20.7.15

Fast food



         Ahora me llegaba la voz de Herra la islandesa de manera clara, se me había quedado su tono en la mollera y de vez en cuando podía escucharla burlarse de todo lo que me acontecía. La vieja era la protagonista del libro que tenía en la mesilla de noche y a menudo me preguntaba cómo habría sido recibida por el público si la hubiese creado una mujer. Sobre el autor habían caído duras críticas, sobre una autora podían caer piedras como ladrillos. 
      Eran las ocho de la tarde y recorría el pasillo del supermercado con los mismos tacones con los que había empezado el día. Había ido al aeropuerto, llegado a destino, realizado las gestiones y para la hora de la cena iba a estar en casa. Pero hoy, a diferencia del resto de los días, me esperaba Mitonio, el último hombre caído desde la red. Antes de subir a casa quería pasar por el super y comprarle la hidratante que él adoraba. En realidad la crema tenía de especial ser la que había recomendado una famosa filipina antes de crear su línea cosmética y solo por eso aguardaba en el lineal, como llaman a los estantes del supermercado, metida en una camisa de metacrilato, bajo llave y con alarma incorporada. Todos los complementos de seguridad valían cinco veces su precio de mercado pero desprotegida en su cajita de reminiscencias griegas la crema volaba directa a los bolsillos de los consumidores.
       Mitonio estaría en casa, consultado ahora su teléfono, ahora su tableta, ahora su teléfono y ahora su teléfono. Habría pasado la mañana colocando a su madre y a su hija en la montaña rusa, las habría subido a la noria y las habría dejado resbalar por gigantescos toboganes para depositarlas rendidas en un hotel del centro de la ciudad mientras él encontraba su solaz sin molestias. Mi casa le proporcionaba a Mitonio un remanso de paz, el lugar perfecto para el hombre de mundo que era, un señor de renombre que necesitaba descansar, una celebridad seguida por hordas de pulgares en alza que llegaban desde todas las redes sociales a su apéndice blanco cada quince segundos. En mi pueblo Mitonio era un perfecto desconocido. 
    
    Es un sitio de cazurros lo acepto, pero tengo para él un refugio, o una casa de postas si dejo que sea Herra la que se vaya metiendo en el relato, porque Mitonio vive de normal en el infierno. Se levanta ya empapado en sudor por las altas temperaturas, desayuna entre llamas y gritos y una terrible sensación de caos que crece durante el día se apodera de toda su cotidianidad inundándola de fuego. Por la noche se le hace tan insoportable la visión de lo devastado que se desvanece cayendo al suelo. Fuego, llamas, carbonización, cenizas y resurgir cual ave Fenix, es el temible ciclo que le brinda su mujer desde hace casi diez años. Y al pobre Mitonio lo único que se le ocurre cual caballo de las luminarias de San Bartolome de Pinares es salir al galope a buscar un cubo de agua. Se monta en el AVE con billete de ida y vuelta y el cubo debería arrojárselo en cuanto pisa mi calle, si dejo que sea Herra la que hable...
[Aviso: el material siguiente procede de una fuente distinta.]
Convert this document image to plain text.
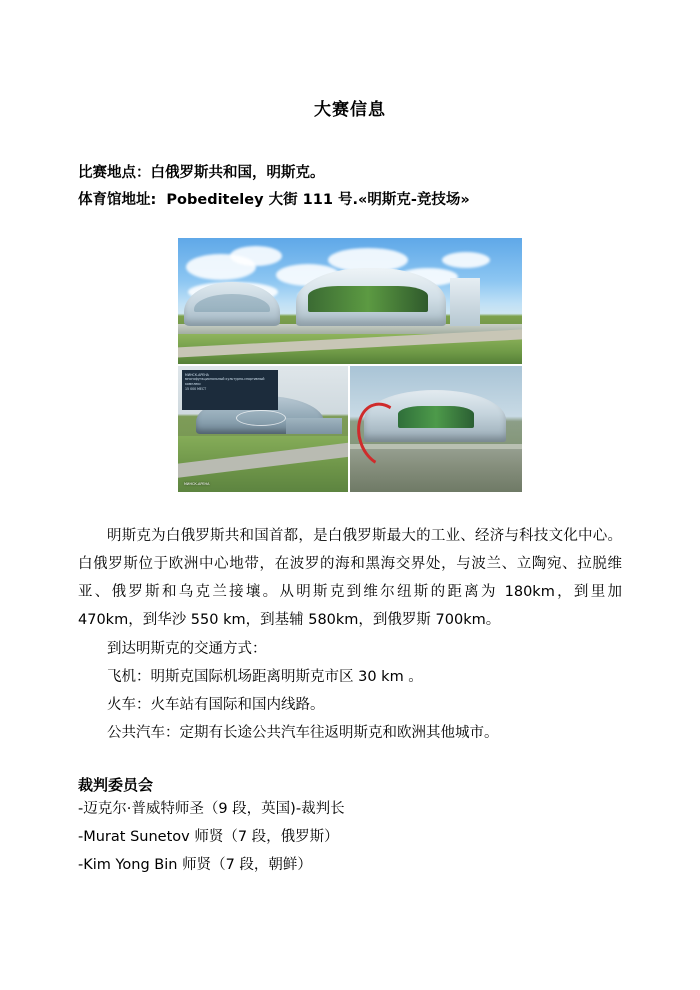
大赛信息
比赛地点：白俄罗斯共和国，明斯克。
体育馆地址:  Pobediteley 大街 111 号.«明斯克-竞技场»
МИНСК-АРЕНА
многофункциональный культурно-спортивный комплекс
15 000 МЕСТ
МИНСК-АРЕНА

明斯克为白俄罗斯共和国首都，是白俄罗斯最大的工业、经济与科技文化中心。白俄罗斯位于欧洲中心地带，在波罗的海和黑海交界处，与波兰、立陶宛、拉脱维亚、俄罗斯和乌克兰接壤。从明斯克到维尔纽斯的距离为 180km，到里加 470km，到华沙 550 km，到基辅 580km，到俄罗斯 700km。

到达明斯克的交通方式：

飞机：明斯克国际机场距离明斯克市区 30 km 。

火车：火车站有国际和国内线路。

公共汽车：定期有长途公共汽车往返明斯克和欧洲其他城市。

裁判委员会
-迈克尔·普威特师圣（9 段，英国)-裁判长
-Murat Sunetov 师贤（7 段，俄罗斯）
-Kim Yong Bin 师贤（7 段，朝鲜）
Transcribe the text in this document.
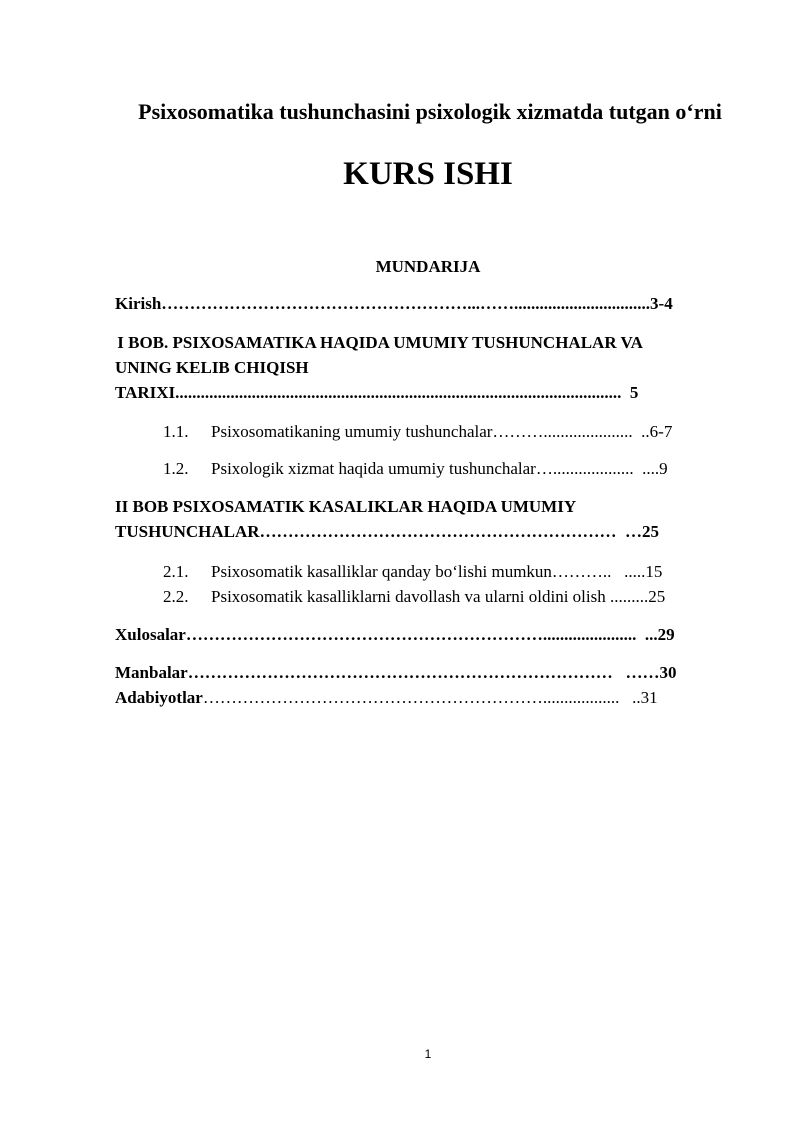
Psixosomatika tushunchasini psixologik xizmatda tutgan o‘rni
KURS ISHI
MUNDARIJA
Kirish………………………………………………...……................................3-4
I BOB. PSIXOSAMATIKA HAQIDA UMUMIY TUSHUNCHALAR VA
UNING KELIB CHIQISH
TARIXI.........................................................................................................  5
1.1. Psixosomatikaning umumiy tushunchalar……….....................  ..6-7
1.2. Psixologik xizmat haqida umumiy tushunchalar…...................  ....9
II BOB PSIXOSAMATIK KASALIKLAR HAQIDA UMUMIY
TUSHUNCHALAR………………………………………………………  …25
2.1. Psixosomatik kasalliklar qanday bo‘lishi mumkun………..   .....15
2.2. Psixosomatik kasalliklarni davollash va ularni oldini olish .........25
Xulosalar………………………………………………………......................  ...29
Manbalar…………………………………………………………………   ……30
Adabiyotlar……………………………………………………..................   ..31
1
      Además de la crema de marras, pensaba comprar algo fresquito para calmar los calores, que andamos por estos lares batiendo records históricos. Un helado de postre no es mala idea, aunque esta noche iba a darme el gran banquete y solo quería Mitonio, de entrante, primero, segundo, tercero y cuarto. Comer de su carne hasta el cansancio o hasta el hartazgo si dejo que sea Herra la se exprese. Ella que se cuela con su tono socarrón me susurra al oído: "Compra un buen vino blanco, precalienta el horno a 180º y mete a tu Mitonio bien rociado, lo adornas con unos buenos gajos de limón y lo mantienes mínimo dos horas a temperatura máxima. Si te parece excesivo lo que te digo puesto que eres una mojigata se lo comentas ahora cuando llegues a casa y a ver qué le parece". "Iba a salir al galope y dejarme en ascuas, como si lo viese" le digo a Herra mientas asiente convencida de su ideas preclaras.